There is no federal, state, or other government agency that determines the degree of worthiness for a service dog. There is no federal, state, or other government agency that decides just how disabled you must be in order to need a service dog. there is no federal, state, or other government agency that will take a service dog from one disabled person to give to another "more" disabled person.
It's not going to happen.
I don't know of a single disabled person who would take another disabled person's service dog for themselves, and no law allowing them to do so.
If you are disabled and have a service dog, that dog is yours until it retires or dies.

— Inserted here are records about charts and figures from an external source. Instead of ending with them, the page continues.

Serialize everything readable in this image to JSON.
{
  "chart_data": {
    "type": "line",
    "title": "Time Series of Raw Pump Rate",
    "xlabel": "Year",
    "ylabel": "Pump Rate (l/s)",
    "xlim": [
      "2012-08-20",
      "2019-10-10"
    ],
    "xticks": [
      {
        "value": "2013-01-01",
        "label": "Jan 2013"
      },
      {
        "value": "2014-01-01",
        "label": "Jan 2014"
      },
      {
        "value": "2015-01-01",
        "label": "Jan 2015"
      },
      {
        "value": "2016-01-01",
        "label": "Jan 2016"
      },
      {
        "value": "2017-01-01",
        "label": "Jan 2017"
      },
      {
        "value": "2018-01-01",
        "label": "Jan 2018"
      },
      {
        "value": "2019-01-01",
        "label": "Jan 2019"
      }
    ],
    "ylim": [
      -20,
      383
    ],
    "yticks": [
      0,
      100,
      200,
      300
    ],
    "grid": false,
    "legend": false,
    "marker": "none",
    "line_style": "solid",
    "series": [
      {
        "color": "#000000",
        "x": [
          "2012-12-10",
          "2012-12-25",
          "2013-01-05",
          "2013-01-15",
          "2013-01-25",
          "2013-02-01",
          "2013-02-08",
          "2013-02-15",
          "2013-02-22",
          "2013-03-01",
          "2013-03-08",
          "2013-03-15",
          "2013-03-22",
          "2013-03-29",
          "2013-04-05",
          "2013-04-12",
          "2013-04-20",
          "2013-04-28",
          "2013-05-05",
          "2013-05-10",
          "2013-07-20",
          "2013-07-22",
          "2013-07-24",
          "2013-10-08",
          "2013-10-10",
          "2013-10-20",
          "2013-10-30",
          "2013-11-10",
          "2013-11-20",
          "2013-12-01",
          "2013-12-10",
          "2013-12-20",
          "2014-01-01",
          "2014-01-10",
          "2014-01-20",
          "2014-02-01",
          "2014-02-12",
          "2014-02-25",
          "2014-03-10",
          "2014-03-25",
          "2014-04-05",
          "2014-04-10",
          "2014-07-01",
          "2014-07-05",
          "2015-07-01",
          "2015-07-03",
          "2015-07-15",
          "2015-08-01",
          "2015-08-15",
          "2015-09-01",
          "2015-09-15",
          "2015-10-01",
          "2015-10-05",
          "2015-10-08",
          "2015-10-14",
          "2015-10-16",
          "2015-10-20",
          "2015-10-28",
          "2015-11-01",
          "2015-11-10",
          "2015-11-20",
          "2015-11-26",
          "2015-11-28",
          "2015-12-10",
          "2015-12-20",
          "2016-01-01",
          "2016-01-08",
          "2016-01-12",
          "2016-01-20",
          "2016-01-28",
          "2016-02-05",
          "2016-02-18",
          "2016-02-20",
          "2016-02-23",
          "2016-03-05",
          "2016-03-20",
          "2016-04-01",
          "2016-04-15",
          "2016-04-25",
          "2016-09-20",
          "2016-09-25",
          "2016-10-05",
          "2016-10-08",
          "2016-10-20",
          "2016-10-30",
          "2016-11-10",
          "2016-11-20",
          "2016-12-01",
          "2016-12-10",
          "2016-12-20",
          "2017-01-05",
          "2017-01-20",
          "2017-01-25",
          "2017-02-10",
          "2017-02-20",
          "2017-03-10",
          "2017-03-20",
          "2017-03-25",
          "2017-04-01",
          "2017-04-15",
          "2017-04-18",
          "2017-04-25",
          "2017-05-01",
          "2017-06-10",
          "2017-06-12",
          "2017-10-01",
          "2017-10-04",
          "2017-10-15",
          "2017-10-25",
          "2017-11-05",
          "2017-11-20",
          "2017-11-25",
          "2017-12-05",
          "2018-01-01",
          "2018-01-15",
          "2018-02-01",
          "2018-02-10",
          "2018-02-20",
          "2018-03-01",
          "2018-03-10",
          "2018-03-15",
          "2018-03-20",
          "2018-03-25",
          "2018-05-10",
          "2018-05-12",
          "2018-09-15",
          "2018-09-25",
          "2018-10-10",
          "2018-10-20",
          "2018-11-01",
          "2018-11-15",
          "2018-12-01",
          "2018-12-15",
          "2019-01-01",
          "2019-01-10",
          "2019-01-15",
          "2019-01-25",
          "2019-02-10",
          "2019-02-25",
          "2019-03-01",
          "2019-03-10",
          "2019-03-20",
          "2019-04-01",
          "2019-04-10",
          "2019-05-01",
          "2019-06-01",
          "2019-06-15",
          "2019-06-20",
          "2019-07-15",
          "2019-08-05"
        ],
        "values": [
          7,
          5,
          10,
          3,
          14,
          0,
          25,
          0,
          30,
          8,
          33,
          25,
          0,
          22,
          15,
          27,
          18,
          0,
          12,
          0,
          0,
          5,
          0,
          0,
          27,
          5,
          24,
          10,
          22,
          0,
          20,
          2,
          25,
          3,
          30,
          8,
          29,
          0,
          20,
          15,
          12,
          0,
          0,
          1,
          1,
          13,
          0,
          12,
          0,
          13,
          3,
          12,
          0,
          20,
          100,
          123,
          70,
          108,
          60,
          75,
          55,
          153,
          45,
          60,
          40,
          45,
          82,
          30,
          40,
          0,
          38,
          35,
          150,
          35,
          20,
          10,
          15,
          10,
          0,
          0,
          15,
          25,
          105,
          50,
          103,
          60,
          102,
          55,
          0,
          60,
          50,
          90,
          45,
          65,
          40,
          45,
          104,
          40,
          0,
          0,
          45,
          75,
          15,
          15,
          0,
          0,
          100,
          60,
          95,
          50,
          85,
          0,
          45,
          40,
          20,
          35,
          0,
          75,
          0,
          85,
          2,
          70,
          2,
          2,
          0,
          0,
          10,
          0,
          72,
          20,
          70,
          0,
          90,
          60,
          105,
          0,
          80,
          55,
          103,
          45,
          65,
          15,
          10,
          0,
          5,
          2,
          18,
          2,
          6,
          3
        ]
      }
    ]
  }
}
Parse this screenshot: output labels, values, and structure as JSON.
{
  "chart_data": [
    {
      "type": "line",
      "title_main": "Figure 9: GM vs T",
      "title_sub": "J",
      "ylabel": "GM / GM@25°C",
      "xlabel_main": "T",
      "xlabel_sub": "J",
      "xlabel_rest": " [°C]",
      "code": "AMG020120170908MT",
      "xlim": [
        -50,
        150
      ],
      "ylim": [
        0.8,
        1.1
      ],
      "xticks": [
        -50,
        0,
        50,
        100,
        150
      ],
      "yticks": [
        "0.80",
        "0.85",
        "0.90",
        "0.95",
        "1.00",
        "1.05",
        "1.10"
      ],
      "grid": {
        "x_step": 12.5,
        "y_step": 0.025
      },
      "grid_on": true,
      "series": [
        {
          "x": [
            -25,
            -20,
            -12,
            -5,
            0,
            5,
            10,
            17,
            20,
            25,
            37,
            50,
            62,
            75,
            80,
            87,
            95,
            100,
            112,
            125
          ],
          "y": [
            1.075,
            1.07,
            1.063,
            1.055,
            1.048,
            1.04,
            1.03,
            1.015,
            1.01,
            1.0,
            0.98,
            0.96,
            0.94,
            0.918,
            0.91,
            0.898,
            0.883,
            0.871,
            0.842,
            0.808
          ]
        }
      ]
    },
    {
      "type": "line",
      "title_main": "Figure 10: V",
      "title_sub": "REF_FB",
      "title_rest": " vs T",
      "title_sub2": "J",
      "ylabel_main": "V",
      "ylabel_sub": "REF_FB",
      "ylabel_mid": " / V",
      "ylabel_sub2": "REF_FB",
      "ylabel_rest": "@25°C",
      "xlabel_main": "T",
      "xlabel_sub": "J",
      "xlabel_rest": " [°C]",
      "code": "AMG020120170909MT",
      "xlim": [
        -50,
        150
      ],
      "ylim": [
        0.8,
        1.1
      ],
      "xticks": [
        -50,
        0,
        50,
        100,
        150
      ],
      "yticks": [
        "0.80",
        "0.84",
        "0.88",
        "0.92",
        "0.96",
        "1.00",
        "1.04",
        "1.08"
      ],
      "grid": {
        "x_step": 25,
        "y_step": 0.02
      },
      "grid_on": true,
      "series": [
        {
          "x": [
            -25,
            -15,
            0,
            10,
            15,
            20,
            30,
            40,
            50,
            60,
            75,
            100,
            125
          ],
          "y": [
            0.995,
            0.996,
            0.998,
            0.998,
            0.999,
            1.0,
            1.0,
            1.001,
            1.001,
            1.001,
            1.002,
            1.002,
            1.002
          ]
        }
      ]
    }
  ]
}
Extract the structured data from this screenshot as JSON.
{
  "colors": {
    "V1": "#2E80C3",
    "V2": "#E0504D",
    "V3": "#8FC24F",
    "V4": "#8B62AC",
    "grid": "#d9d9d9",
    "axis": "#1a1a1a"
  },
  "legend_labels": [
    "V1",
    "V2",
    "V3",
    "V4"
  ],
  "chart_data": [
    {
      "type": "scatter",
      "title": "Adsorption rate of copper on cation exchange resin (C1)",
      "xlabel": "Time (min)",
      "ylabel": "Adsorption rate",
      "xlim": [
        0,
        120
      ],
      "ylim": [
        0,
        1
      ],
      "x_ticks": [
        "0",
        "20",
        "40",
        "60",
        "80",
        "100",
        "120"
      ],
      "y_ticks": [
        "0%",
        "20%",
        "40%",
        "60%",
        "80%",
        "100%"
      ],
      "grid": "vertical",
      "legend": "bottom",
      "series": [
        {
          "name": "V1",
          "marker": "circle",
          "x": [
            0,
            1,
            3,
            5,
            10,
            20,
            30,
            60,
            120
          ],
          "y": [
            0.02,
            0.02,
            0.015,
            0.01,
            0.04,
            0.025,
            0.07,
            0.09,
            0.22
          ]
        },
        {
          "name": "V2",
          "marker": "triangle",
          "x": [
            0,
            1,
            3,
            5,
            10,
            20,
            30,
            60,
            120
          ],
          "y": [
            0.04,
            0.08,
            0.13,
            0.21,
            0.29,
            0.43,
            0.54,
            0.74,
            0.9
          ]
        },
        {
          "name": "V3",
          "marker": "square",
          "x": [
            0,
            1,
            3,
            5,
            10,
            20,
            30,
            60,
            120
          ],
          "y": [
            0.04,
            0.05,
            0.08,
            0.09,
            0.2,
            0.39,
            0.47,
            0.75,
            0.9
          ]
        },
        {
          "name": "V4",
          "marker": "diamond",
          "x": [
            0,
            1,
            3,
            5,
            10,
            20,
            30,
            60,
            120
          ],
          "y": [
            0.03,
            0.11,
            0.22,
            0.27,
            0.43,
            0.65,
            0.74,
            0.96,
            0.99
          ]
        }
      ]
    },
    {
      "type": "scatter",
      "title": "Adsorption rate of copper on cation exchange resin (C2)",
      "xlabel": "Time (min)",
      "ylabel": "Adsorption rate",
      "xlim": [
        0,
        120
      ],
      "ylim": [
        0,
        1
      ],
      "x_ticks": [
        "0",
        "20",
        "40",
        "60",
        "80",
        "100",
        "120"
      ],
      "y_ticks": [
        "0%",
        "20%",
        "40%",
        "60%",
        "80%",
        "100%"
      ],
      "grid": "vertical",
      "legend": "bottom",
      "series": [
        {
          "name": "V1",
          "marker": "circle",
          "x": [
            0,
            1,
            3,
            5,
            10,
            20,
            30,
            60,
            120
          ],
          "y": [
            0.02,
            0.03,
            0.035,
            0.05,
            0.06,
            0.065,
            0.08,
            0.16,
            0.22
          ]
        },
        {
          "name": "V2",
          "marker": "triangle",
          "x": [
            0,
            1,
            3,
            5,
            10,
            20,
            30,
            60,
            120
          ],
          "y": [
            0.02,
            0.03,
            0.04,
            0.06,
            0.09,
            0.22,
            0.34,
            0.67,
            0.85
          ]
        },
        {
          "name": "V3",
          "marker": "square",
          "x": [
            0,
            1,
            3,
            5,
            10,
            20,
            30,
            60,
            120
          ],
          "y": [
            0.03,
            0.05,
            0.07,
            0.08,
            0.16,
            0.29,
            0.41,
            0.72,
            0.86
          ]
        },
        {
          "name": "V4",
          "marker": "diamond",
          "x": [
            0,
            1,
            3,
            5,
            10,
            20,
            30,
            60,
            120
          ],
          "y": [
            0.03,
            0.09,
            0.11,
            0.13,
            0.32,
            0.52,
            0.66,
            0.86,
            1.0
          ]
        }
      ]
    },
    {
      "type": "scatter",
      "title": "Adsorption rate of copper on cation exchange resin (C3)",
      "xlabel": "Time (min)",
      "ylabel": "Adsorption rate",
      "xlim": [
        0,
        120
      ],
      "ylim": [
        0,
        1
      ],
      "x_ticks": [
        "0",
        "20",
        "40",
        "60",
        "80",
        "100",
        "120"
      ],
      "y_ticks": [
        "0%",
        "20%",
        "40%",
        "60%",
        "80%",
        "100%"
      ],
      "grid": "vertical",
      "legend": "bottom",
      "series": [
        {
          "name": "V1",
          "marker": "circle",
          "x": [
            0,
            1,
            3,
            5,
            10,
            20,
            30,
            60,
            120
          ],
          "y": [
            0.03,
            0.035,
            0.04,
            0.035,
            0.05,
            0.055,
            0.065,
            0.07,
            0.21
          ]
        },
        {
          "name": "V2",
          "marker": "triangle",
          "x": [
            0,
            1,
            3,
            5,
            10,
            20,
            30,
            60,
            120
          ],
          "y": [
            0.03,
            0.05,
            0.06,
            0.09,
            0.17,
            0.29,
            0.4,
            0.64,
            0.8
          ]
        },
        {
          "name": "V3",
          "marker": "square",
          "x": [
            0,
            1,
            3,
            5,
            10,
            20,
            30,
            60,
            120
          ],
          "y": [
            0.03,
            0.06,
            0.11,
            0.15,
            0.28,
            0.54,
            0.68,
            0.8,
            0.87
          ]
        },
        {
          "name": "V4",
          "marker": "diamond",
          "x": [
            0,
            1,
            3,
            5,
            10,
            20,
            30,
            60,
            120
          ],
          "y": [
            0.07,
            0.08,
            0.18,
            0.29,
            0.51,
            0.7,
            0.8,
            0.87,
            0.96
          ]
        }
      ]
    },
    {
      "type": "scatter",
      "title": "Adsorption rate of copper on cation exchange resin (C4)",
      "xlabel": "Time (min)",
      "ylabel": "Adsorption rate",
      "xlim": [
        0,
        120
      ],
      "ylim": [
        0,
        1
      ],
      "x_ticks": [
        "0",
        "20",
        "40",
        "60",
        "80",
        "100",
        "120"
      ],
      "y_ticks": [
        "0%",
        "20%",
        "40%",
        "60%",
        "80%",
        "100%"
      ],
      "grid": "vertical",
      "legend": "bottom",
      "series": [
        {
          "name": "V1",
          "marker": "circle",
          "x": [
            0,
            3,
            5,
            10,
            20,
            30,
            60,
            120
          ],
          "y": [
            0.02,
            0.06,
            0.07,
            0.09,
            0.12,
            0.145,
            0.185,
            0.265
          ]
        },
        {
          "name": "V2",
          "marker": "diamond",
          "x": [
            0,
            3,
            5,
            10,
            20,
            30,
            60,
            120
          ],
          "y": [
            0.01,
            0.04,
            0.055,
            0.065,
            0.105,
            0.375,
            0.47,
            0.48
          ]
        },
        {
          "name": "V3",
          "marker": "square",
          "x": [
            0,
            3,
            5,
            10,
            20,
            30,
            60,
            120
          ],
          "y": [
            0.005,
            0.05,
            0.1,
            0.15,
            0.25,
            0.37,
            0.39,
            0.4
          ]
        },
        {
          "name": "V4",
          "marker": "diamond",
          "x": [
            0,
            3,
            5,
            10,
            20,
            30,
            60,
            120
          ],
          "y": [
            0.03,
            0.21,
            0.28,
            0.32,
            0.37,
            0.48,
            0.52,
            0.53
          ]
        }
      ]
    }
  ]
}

Unless the dog is on loan to you by a service dog agency, no one can take your service dog from you.
Those agencies that loan service dogs to disabled people are one among many reasons I prefer owner-trained service dogs. There's no question then on who controls the care and service of the dog. Owner-Handler is the way to go as far as I'm concerned.
Itzl and I have spent years building up our partnership. We know one another and the alert/response process between us is seamless and virtually invisible to people who don't know what to look for. Yes, sometimes it causes problems because Itzl is small and cute and fluffy and therefore he must be a pet in the eyes of many people. I get challenged a lot because of his cuteness, as if a service dog has to be ugly, or perhaps merely large. But to have him taken from me just because someone thinks someone else needs his training and services more? No. That isn't going to happen.
I depend on Itzl a lot. And Xoco, even if she is a stay-at-home hearing ear dog. I'm keeping an eye on Itzl's health. He's 7 now. As a Chihuahua, he has probably another 7 years of service in him minimum and maybe as much as 10. Hearing isn't as much of a physical strain on a dog as being a mobility dog is so hearing ear dogs have a much longer service life. In 5 years, I am going to start looking for a replacement for Itzl because by the time I find and train a new hearing ear dog, he'll be ready to retire. Then he'll become a stay-at-home hearing ear dog like Xoco and will keep her company (she's 2 years old now, 5 years his junior) and the new hearing ear dog will be my work and travel companion.
Unless your service dog is on loan to you, no one can take your service dog from you and give it to some other disabled person.